Por outro lado, algumas das suas propostas concretas, nomeadamente em matéria de luta contra o terrorismo, constituem, para o jurista que sou, um retrocesso fundamental depois de séculos de progresso que permitiram que a maioria dos cidadãos, nos países modernos, gozem de liberdade e segurança e estejam protegidos em relação a atitudes arbitrárias dos governos, da polícia e do sistema judicial e administrativo. Para só dar um exemplo, guardar suspeitos durante noventa dias sem os incriminar é coisa que nem em Portugal, no tempo de Salazar, era legalmente permitido (embora, na prática, se fizesse). É isso que Tony Blair e alguns dos seus amigos querem fazer aprovar por um Parlamento felizmente recalcitrante. Mas por quanto tempo?
E finalmente, os avanços e recuos em torno da sua anunciada saída – «an orderly and dignified exit» que, agora, é bastante confuso e tudo menos digno – ameaçam transformar-se numa tragicomédia de que apenas beneficiará o novo chefe dos conservadores, David Cameron. Tony Blair anunciou antes das últimas eleições que não terminaria o seu segundo mandato; e disse que se demitiria numa altura que permitisse a seu sucessor (que será normalmente Gordon Brown, o seu Ministro das Finanças de sempre) dispor de tempo suficiente para preparar convenientemente as próximas eleições, que terão de realizar-se o mais tardar em 2009. Mas tem-se recusado sempre a fixar uma data, dando a impressão de que está à espera dum pretexto que lhe permita «go on and on», como Margaret Tatcher, e, nos últimos meses, aliados seus têm vindo a lançar pedras no caminho de Brown, dificultando ainda mais uma já árdua transição.
No último fim-de-semana, Tony Blair deu uma entrevista ao «The Times», explicando que, ao contrário do que lhe pediam, não tinha a intenção de indicar uma data para a sua demissão. Tanto bastou para que o partido começasse a explodir. Na quarta-feira, oito membros do governo, secretários ou sub-secretários de Estado, demitiram-se. Duas reuniões com Gordon Brown terminaram, segundo a imprensa, aos gritos dum lado e doutro, com Blair a acusar o seu ministro de duplicidade e chantagem. Hoje, diz-se que o Primeiro-Ministro se comprometerá a sair nos próximos doze meses, mesmo sem fixar data precisa. Mas já é tarde demais. Pessoalmente, surpreender-me-ia muito se Tony Blair aguentasse até ao Natal.

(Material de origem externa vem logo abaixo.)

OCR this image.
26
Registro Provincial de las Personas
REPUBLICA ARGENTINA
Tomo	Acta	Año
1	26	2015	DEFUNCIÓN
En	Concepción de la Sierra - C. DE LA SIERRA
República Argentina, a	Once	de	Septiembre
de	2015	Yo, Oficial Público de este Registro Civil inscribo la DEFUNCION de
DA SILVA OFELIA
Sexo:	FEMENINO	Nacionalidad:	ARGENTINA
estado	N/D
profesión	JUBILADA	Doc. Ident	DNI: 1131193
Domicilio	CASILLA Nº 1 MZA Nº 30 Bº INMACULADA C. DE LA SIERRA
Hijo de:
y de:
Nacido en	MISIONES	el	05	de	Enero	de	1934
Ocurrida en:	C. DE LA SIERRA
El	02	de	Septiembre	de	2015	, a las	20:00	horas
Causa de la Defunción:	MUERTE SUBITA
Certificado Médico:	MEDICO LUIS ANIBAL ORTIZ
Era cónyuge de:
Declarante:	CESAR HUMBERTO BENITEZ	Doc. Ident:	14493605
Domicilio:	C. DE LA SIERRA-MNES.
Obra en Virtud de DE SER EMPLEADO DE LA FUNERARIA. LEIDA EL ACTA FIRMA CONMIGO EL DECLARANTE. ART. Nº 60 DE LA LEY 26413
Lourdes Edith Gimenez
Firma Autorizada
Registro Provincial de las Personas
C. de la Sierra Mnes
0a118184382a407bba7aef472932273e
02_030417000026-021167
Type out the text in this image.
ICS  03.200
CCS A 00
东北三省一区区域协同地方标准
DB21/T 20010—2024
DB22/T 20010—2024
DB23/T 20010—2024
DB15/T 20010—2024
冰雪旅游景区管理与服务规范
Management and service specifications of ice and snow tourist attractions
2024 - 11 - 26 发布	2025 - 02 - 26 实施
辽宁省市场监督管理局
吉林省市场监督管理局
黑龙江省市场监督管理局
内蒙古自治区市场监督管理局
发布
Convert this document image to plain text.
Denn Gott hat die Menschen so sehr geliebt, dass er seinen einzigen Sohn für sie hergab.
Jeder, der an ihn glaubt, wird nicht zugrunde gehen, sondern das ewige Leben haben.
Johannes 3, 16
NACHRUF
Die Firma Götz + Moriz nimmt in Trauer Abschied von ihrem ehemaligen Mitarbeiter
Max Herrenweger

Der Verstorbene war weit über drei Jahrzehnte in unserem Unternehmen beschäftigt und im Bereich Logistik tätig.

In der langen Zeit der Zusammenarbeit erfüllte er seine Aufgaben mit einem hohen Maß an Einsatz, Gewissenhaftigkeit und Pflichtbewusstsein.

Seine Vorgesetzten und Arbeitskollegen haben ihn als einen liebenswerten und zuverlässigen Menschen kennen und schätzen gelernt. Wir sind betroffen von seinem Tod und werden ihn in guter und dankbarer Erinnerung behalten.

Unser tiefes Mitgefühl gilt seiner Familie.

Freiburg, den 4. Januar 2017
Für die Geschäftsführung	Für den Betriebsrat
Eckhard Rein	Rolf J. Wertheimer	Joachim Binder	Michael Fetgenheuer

O problema é que ele já só se aconselha com as pessoas que o rodeiam e que só lhe dizem o que quer ouvir. (Parece Guterres nos seus últimos tempos como Primeiro-Ministro, quando toda a gente, excepto ele, sabia que as eleições seriam desastrosas para o Partido Socialista.) Nesta situação, o que podem fazer os membros do Partido Trabalhista? Primeiro, peçam-lhe delicadamente que se vá embora. Mas se, depois disso, ele continuar a não compreender a mensagem, mandem a boa-educação às urtigas e ponham-no na rua.